Es sieht aus wie abstrakte Kunst: Menschen mit Klötzchen an den Händen. Falsch, sagt der kleine Junge, der seine Eltern so gemalt hat: Das sind die Handys – die sind an den Händen fest. Tja, soweit ist es schon. Der Kinderblick zeigt, welchen Stellenwert Smartphones heute haben: externe Gehirne, unverzichtbare künstliche Körperteile. Ein smartphonefreies Leben? Unrealistisch. Rund 57 Millionen Deutsche besitzen eines. Viel wichtiger ist, sich bewusst zu machen, wie wir es nutzen und wie das auf unsere Kinder wirkt.

Zum Beispiel beim Thema Aufmerksamkeit. Für eine starke Bindung brauchen Kinder sie – echt und ungeteilt. Die Aufmerksamkeit bekommt aber oft das Handy. Eben mal eine SMS schreiben oder telefonieren – machen wir das, während wir unser Kind von der Kita abholen oder es die Rutsche hochklettert, senden wir ein Signal: Eigentlich ist das Smartphone wichtiger als Du.

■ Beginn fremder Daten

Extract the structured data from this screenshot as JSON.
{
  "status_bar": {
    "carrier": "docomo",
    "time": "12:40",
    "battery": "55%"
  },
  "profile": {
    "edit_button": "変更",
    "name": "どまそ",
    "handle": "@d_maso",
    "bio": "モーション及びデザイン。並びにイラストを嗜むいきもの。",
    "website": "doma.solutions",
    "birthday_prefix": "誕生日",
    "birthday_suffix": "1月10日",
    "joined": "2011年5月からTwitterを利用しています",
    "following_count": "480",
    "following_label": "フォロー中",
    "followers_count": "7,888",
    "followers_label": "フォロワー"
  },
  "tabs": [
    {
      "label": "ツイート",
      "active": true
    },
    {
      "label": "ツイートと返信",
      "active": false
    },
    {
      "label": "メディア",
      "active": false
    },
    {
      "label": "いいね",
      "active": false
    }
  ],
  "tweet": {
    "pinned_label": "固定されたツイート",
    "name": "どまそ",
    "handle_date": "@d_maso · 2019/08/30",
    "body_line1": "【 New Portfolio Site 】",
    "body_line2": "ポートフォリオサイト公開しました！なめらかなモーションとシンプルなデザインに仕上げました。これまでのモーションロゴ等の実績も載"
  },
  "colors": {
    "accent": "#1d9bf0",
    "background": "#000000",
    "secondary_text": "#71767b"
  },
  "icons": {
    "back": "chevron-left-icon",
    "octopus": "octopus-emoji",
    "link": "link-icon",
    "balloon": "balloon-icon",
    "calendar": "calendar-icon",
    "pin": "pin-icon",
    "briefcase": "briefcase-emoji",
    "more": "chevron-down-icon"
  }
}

Oder beim Thema Fotos. Noch nie wurden Kinder so viel fotografiert und gefilmt wie heute, dem Smartphone sei Dank. Oft inszenieren wir unsere Kinder dabei - für das Bild, das dann später sofort im Netz geteilt wird. Dass Eltern Persönlichkeitsrechte ihres Kindes verletzen, wenn sie dabei personenbezogene Daten wie Kita oder Schule angeben, ist vielen nicht klar. Tipps zum Umgang mit solchen Fotos gibt zum Beispiel der Kinderschutzbund.

Laut einer aktuellen US-Studie sind Kinder von Eltern, die oft digitale Medien nutzen, verhaltensauffälliger, denn sie kämpfen um deren Aufmerksamkeit. Bewusste Nutzung ist also angesagt. Klingt einfach, ist aber ein Riesenschritt. Der Platz des Handys ist in der Tasche. Da sollte es den größten Teil des Tages sein. Und immer, wenn wir es rausnehmen, sollten wir überlegen, ob wir es jetzt wirklich brauchen. Müssen wir das, was wir gerade mit unserem Kind tun, wirklich für diese eine Mail unterbrechen? Wenn ja, dann sollte eine klare Ansage gemacht werden: „Ich bin jetzt zehn Minuten am Smartphone, und danach wieder ganz bei Dir.“ Dann konzentriert die Mails bearbeiten, fertig. Das Handy wandert wieder in die Tasche und der Blick zurück zum Kind.

Für größere Kinder lohnt sich ein gegenseitiger Vertrag. Wer darf wann wie viel am Smartphone sein? Das macht man aus, bevor eins gekauft wird. Und das Smartphone wird wieder mehr zu dem, was es ist: ein Gebrauchsgegenstand und kein Klötzchen oder fester Teil unserer Hände.

Anna-Lena von Hodenberg ist ist Campaignerin bei Campact.